After they applied for the program and were selected, a Special Spaces design team came over to meet with Jack, who was just under 3, and his family to hear their ideas and needs for the new bedroom. Jack’s vision was clear: an excavator, and walls that were “green green.”
All dream bedroom design, planning, shopping, building and painting is done by volunteers, says Lynn Wall, founder and director of Special Spaces New York, the Buffalo-based chapter of the national organization. Six teams complete 10-12 room makeovers every year in Erie, Niagara and Monroe counties. They also orchestrate getting the family out of the house while they work.
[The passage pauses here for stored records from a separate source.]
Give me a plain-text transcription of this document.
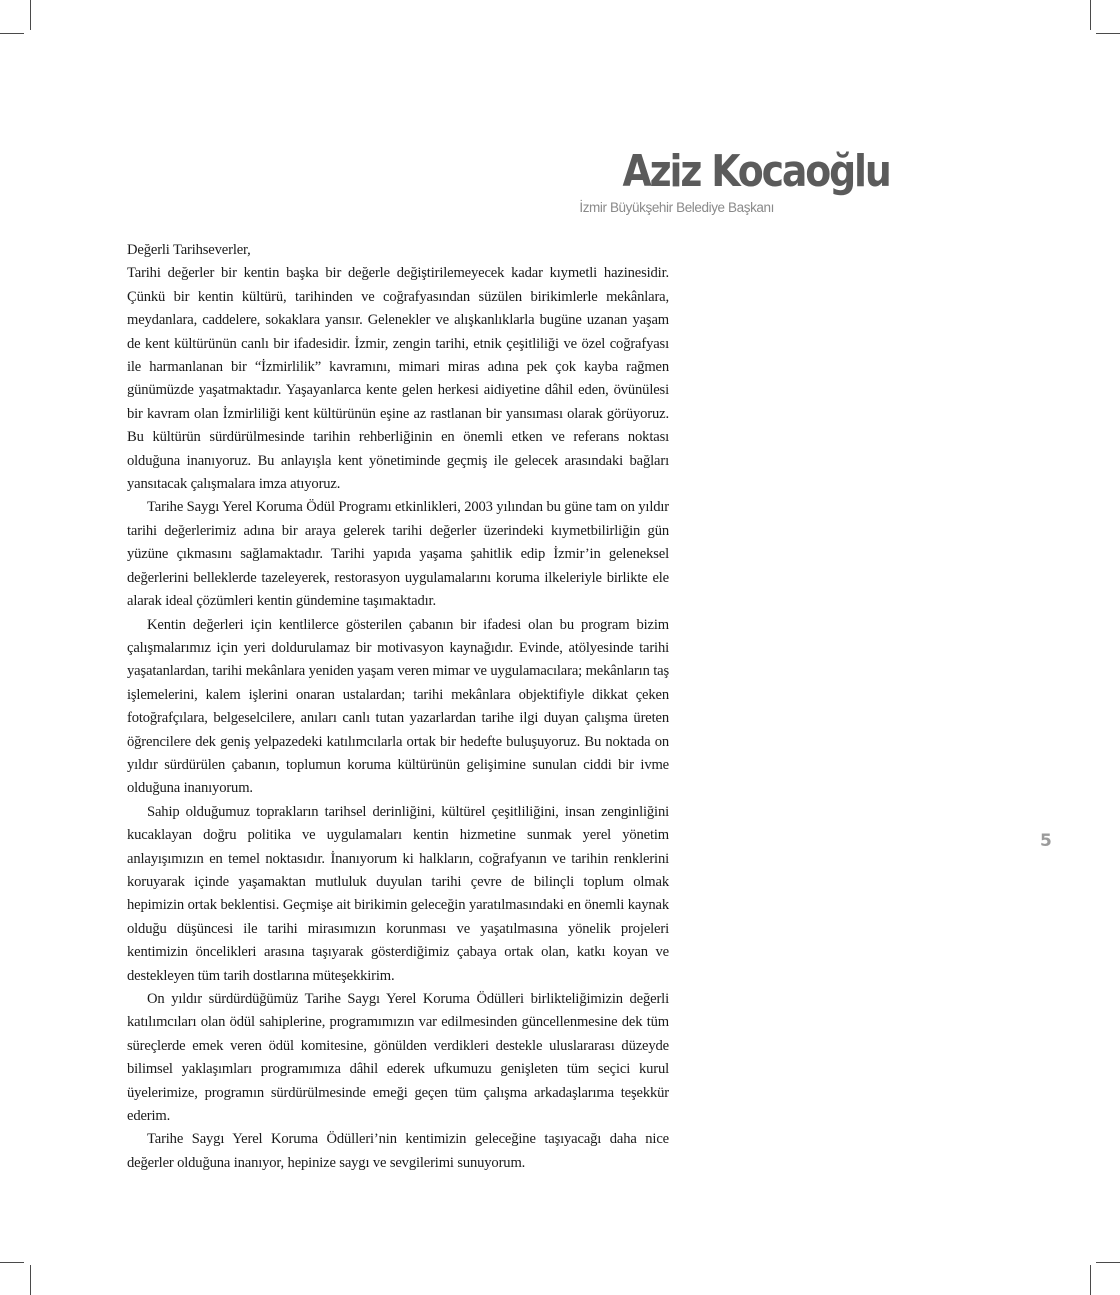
Aziz Kocaoğlu
İzmir Büyükşehir Belediye Başkanı

Değerli Tarihseverler,

Tarihi değerler bir kentin başka bir değerle değiştirilemeyecek kadar kıymetli hazinesidir. Çünkü bir kentin kültürü, tarihinden ve coğrafyasından süzülen birikimlerle mekânlara, meydanlara, caddelere, sokaklara yansır. Gelenekler ve alışkanlıklarla bugüne uzanan yaşam de kent kültürünün canlı bir ifadesidir. İzmir, zengin tarihi, etnik çeşitliliği ve özel coğrafyası ile harmanlanan bir “İzmirlilik” kavramını, mimari miras adına pek çok kayba rağmen günümüzde yaşatmaktadır. Yaşayanlarca kente gelen herkesi aidiyetine dâhil eden, övünülesi bir kavram olan İzmirliliği kent kültürünün eşine az rastlanan bir yansıması olarak görüyoruz. Bu kültürün sürdürülmesinde tarihin rehberliğinin en önemli etken ve referans noktası olduğuna inanıyoruz. Bu anlayışla kent yönetiminde geçmiş ile gelecek arasındaki bağları yansıtacak çalışmalara imza atıyoruz.

Tarihe Saygı Yerel Koruma Ödül Programı etkinlikleri, 2003 yılından bu güne tam on yıldır tarihi değerlerimiz adına bir araya gelerek tarihi değerler üzerindeki kıymetbilirliğin gün yüzüne çıkmasını sağlamaktadır. Tarihi yapıda yaşama şahitlik edip İzmir’in geleneksel değerlerini belleklerde tazeleyerek, restorasyon uygulamalarını koruma ilkeleriyle birlikte ele alarak ideal çözümleri kentin gündemine taşımaktadır.

Kentin değerleri için kentlilerce gösterilen çabanın bir ifadesi olan bu program bizim çalışmalarımız için yeri doldurulamaz bir motivasyon kaynağıdır. Evinde, atölyesinde tarihi yaşatanlardan, tarihi mekânlara yeniden yaşam veren mimar ve uygulamacılara; mekânların taş işlemelerini, kalem işlerini onaran ustalardan; tarihi mekânlara objektifiyle dikkat çeken fotoğrafçılara, belgeselcilere, anıları canlı tutan yazarlardan tarihe ilgi duyan çalışma üreten öğrencilere dek geniş yelpazedeki katılımcılarla ortak bir hedefte buluşuyoruz. Bu noktada on yıldır sürdürülen çabanın, toplumun koruma kültürünün gelişimine sunulan ciddi bir ivme olduğuna inanıyorum.

Sahip olduğumuz toprakların tarihsel derinliğini, kültürel çeşitliliğini, insan zenginliğini kucaklayan doğru politika ve uygulamaları kentin hizmetine sunmak yerel yönetim anlayışımızın en temel noktasıdır. İnanıyorum ki halkların, coğrafyanın ve tarihin renklerini koruyarak içinde yaşamaktan mutluluk duyulan tarihi çevre de bilinçli toplum olmak hepimizin ortak beklentisi. Geçmişe ait birikimin geleceğin yaratılmasındaki en önemli kaynak olduğu düşüncesi ile tarihi mirasımızın korunması ve yaşatılmasına yönelik projeleri kentimizin öncelikleri arasına taşıyarak gösterdiğimiz çabaya ortak olan, katkı koyan ve destekleyen tüm tarih dostlarına müteşekkirim.

On yıldır sürdürdüğümüz Tarihe Saygı Yerel Koruma Ödülleri birlikteliğimizin değerli katılımcıları olan ödül sahiplerine, programımızın var edilmesinden güncellenmesine dek tüm süreçlerde emek veren ödül komitesine, gönülden verdikleri destekle uluslararası düzeyde bilimsel yaklaşımları programımıza dâhil ederek ufkumuzu genişleten tüm seçici kurul üyelerimize, programın sürdürülmesinde emeği geçen tüm çalışma arkadaşlarıma teşekkür ederim.

Tarihe Saygı Yerel Koruma Ödülleri’nin kentimizin geleceğine taşıyacağı daha nice değerler olduğuna inanıyor, hepinize saygı ve sevgilerimi sunuyorum.

5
The organization sent the Kaplewicz family for an overnight at a hotel with a pool, followed by a day of fun meeting the children’s TV character Blippi, climbing into real construction trucks and visiting Explore & More Children’s Museum together on Mother’s Day. The family arrived home to construction signs on the front door and green hard hats for everyone to wear for the big reveal of Jack’s new room.
Volunteers took Jack’s vision and ran with it, adding a crane dresser, lights made of little orange cones and a shelf that resembles a steel beam. Jack’s favorite part of his room is the skid steer construction site, a bin full of dried beans that he spends hours digging in, piling and moving with his toy trucks.
The room not only looks cool—it also serves Jack’s safety and medical needs. The sides of the bed are built to prevent accidental falls. A water bottle holder next to his pillow helps Jack drink a lot of water to keep what’s left of his kidney healthy. The lighting is bright enough for mom and dad to see to connect IVs.
And it’s not just Jack who got his own Special Space. The organization takes care of siblings, too—older sister Nora and younger brother Tage each got a mini bedroom glow-up with new beds and lights. Now the kids all like to play “big reveal,” re-enacting the unveiling in different parts of the house.
Jack is nearing six months in remission, and says he loves to drive his excavator every day.
“The moment we walked into that room, it was so obvious how comfortable and safe he felt,” says Amy. “He has slept every night since. And so have we.”